* Draft proposal waters down plan to EU deposit insurance scheme
* Commission plans stricter rules to reduce bad loans
* Large funds to be overseen by ECB under new plan (adds details from report, context)
BRUSSELS, Oct 5 (Reuters) - The European Commission is set to propose next week a watered-down plan to decrease risks in the banking sector in a bid to break a years-long stalemate as the main opponent to the project, Germany's Wolfgang Schaeuble, prepares to quit.
The plan tries to reduce bank risks after a decade-long economic crisis, and at the same time urges EU states to share those risks - an intent long opposed by Germany's departing finance minister who feared wealthier German banks would end up propping up weaker rivals in other EU states.
After two years of fruitless talks, the EU executive commission will make a new attempt to overcome the deadlock with new proposals which are expected to be published on Wednesday.
A so-called European deposit insurance scheme (EDIS), meant to cover insured savers (up to 100,000 euros) in case of a bank failure, should be introduced more gradually than initially planned, the commission said in a draft document seen by Reuters.
In a further move to win over Germany, whose new finance minister may be as sceptical as Schaeuble on the plan, Brussels is discarding initial plans for a full sharing of depositors' protection.
Under the new proposals, EDIS would initially intervene only after national insurance schemes have fully used their resources to rescue depositors. In this initial phase, EDIS would only provide loans to national insurers.
In a second phase, the common insurance scheme, funded by all EU banks, would cover losses and pay back deposits to savers hit by a bank collapse. National insurance schemes would continue to provide funds alongside EDIS.
A third and final phase, in which EDIS would have fully replaced national schemes, has been scrapped by the EU executive, after German pressure fuelled by fears that smaller savings banks in Germany would have lost their own corporate protection system.
In another move to increase risk-sharing among EU states, the Commission repeated that the European state bailout fund, the European Stability Mechanism, would be the best option as a backstop for the European Single Resolution Fund, which finances orderly bank liquidations. Brussels wants a deal on this by next year.
In a further offer to Berlin, EDIS second phase would only start after banks in weaker states have properly cleaned their balance sheets from bad loans, which are still weighing on lenders in Italy, Greece and other EU nations, although they are gradually decreasing.

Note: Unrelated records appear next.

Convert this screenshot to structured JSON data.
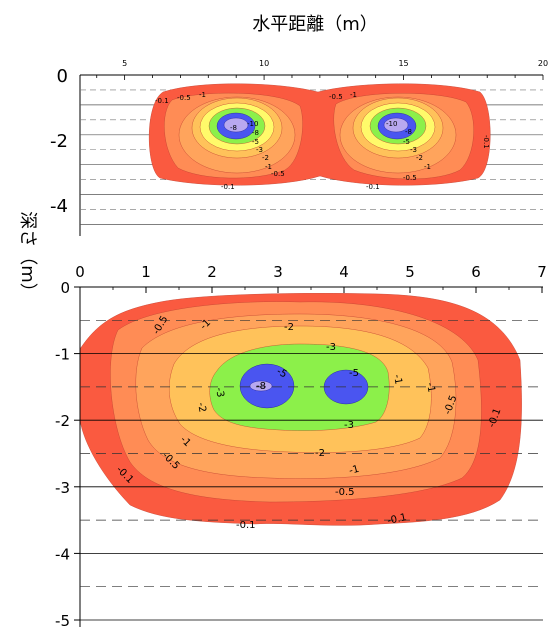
{
  "chart_data": [
    {
      "type": "contour",
      "title": "水平距離（m）",
      "xlabel": "",
      "ylabel": "深さ（m）",
      "x_ticks": [
        5,
        10,
        15,
        20
      ],
      "xlim": [
        5,
        20
      ],
      "y_ticks": [
        0,
        -2,
        -4
      ],
      "ylim": [
        -5,
        0
      ],
      "sources": [
        {
          "x": 10,
          "depth": -1.5
        },
        {
          "x": 15,
          "depth": -1.5
        }
      ],
      "contour_levels": [
        -0.1,
        -0.5,
        -1,
        -2,
        -3,
        -5,
        -8,
        -10
      ],
      "contour_labels": [
        "-0.1",
        "-0.5",
        "-1",
        "-2",
        "-3",
        "-5",
        "-8",
        "-10"
      ],
      "colors": [
        "#fa5a40",
        "#ff8c55",
        "#ffc25a",
        "#fffa6a",
        "#8cf04a",
        "#4a55f0",
        "#b8a8f0"
      ]
    },
    {
      "type": "contour",
      "xlabel": "",
      "ylabel": "深さ（m）",
      "x_ticks": [
        0,
        1,
        2,
        3,
        4,
        5,
        6,
        7
      ],
      "xlim": [
        0,
        7.1
      ],
      "y_ticks": [
        0,
        -1,
        -2,
        -3,
        -4,
        -5
      ],
      "ylim": [
        -5.1,
        0
      ],
      "sources": [
        {
          "x": 2.8,
          "depth": -1.5
        },
        {
          "x": 4.0,
          "depth": -1.5
        }
      ],
      "contour_levels": [
        -0.1,
        -0.5,
        -1,
        -2,
        -3,
        -5,
        -8
      ],
      "contour_labels": [
        "-0.1",
        "-0.5",
        "-1",
        "-2",
        "-3",
        "-5",
        "-8"
      ],
      "colors": [
        "#fa5a40",
        "#ff8c55",
        "#ffc25a",
        "#fffa6a",
        "#8cf04a",
        "#4a55f0",
        "#b8a8f0"
      ]
    }
  ],
  "labels": {
    "title": "水平距離（m）",
    "ylabel": "深さ（m）"
  }
}
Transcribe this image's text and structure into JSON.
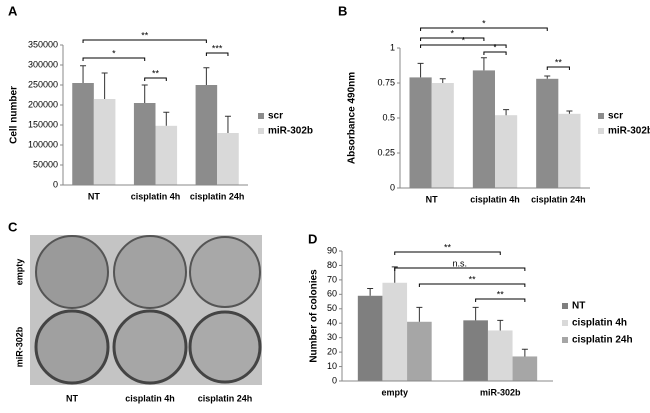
{
  "panel_labels": [
    "A",
    "B",
    "C",
    "D"
  ],
  "image_panel": {
    "row_labels": [
      "empty",
      "miR-302b"
    ],
    "column_labels": [
      "NT",
      "cisplatin 4h",
      "cisplatin 24h"
    ]
  },
  "chart_data": [
    {
      "type": "bar",
      "ylabel": "Cell number",
      "categories": [
        "NT",
        "cisplatin 4h",
        "cisplatin 24h"
      ],
      "series": [
        {
          "name": "scr",
          "color": "#8c8c8c",
          "values": [
            255000,
            205000,
            250000
          ],
          "errors": [
            43000,
            45000,
            43000
          ]
        },
        {
          "name": "miR-302b",
          "color": "#d9d9d9",
          "values": [
            215000,
            148000,
            130000
          ],
          "errors": [
            65000,
            34000,
            42000
          ]
        }
      ],
      "ylim": [
        0,
        350000
      ],
      "yticks": [
        0,
        50000,
        100000,
        150000,
        200000,
        250000,
        300000,
        350000
      ],
      "annotations": [
        "**",
        "*",
        "***",
        "**"
      ]
    },
    {
      "type": "bar",
      "ylabel": "Absorbance 490nm",
      "categories": [
        "NT",
        "cisplatin 4h",
        "cisplatin 24h"
      ],
      "series": [
        {
          "name": "scr",
          "color": "#8c8c8c",
          "values": [
            0.79,
            0.84,
            0.78
          ],
          "errors": [
            0.1,
            0.09,
            0.02
          ]
        },
        {
          "name": "miR-302b",
          "color": "#d9d9d9",
          "values": [
            0.75,
            0.52,
            0.53
          ],
          "errors": [
            0.03,
            0.04,
            0.02
          ]
        }
      ],
      "ylim": [
        0,
        1
      ],
      "yticks": [
        0,
        0.25,
        0.5,
        0.75,
        1
      ],
      "annotations": [
        "*",
        "*",
        "*",
        "*",
        "**"
      ]
    },
    {
      "type": "bar",
      "ylabel": "Number of colonies",
      "categories": [
        "empty",
        "miR-302b"
      ],
      "series": [
        {
          "name": "NT",
          "color": "#7f7f7f",
          "values": [
            59,
            42
          ],
          "errors": [
            5,
            9
          ]
        },
        {
          "name": "cisplatin 4h",
          "color": "#d9d9d9",
          "values": [
            68,
            35
          ],
          "errors": [
            11,
            7
          ]
        },
        {
          "name": "cisplatin 24h",
          "color": "#a6a6a6",
          "values": [
            41,
            17
          ],
          "errors": [
            10,
            5
          ]
        }
      ],
      "ylim": [
        0,
        90
      ],
      "yticks": [
        0,
        10,
        20,
        30,
        40,
        50,
        60,
        70,
        80,
        90
      ],
      "annotations": [
        "**",
        "n.s.",
        "**",
        "**"
      ]
    }
  ]
}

The commission said that a threshold could be set for the maximum level of non-performing loans (NPLs). "Banks not meeting the threshold would be required by supervisory authorities to prepare NPL strategies with clearly defined quantitative targets," the document said.
To tackle the bad loan problem, the commission will also propose by Spring legislative measures to facilitate banks' recovery of soured credit, which could include "permission for banks to agree with business debtors on swift out-of-court collateral foreclosure".
It will also propose further development of a secondary market for bad loans, so that banks can sell them at higher prices.
The EU executive said it was also considering "minimum levels of provisioning which banks must make for NPLs", a measure that would reduce bad loans' risks but increase costs for banks.
FUNDS AND BONDS
In the 17-page draft document, the Commission also said it would propose that the European Central Bank extend its supervisory powers to large investment firms and funds. It already directly oversees the 130 largest banks in the euro zone.
The legislative proposals on stricter oversight of hedge funds and other large investment are expected by the end of the year, the document said.
To further increase financial stability and reduce risks from excessive bank exposure to the debt of their sovereigns, the commission said it will consider proposing in 2018 a legal framework for the so-called sovereign bond-backed securities (SBBS).
"By pooling and possibly tranching sovereign bonds from different member states, SBBS could support further portfolio diversification in the banking sector," the commission said.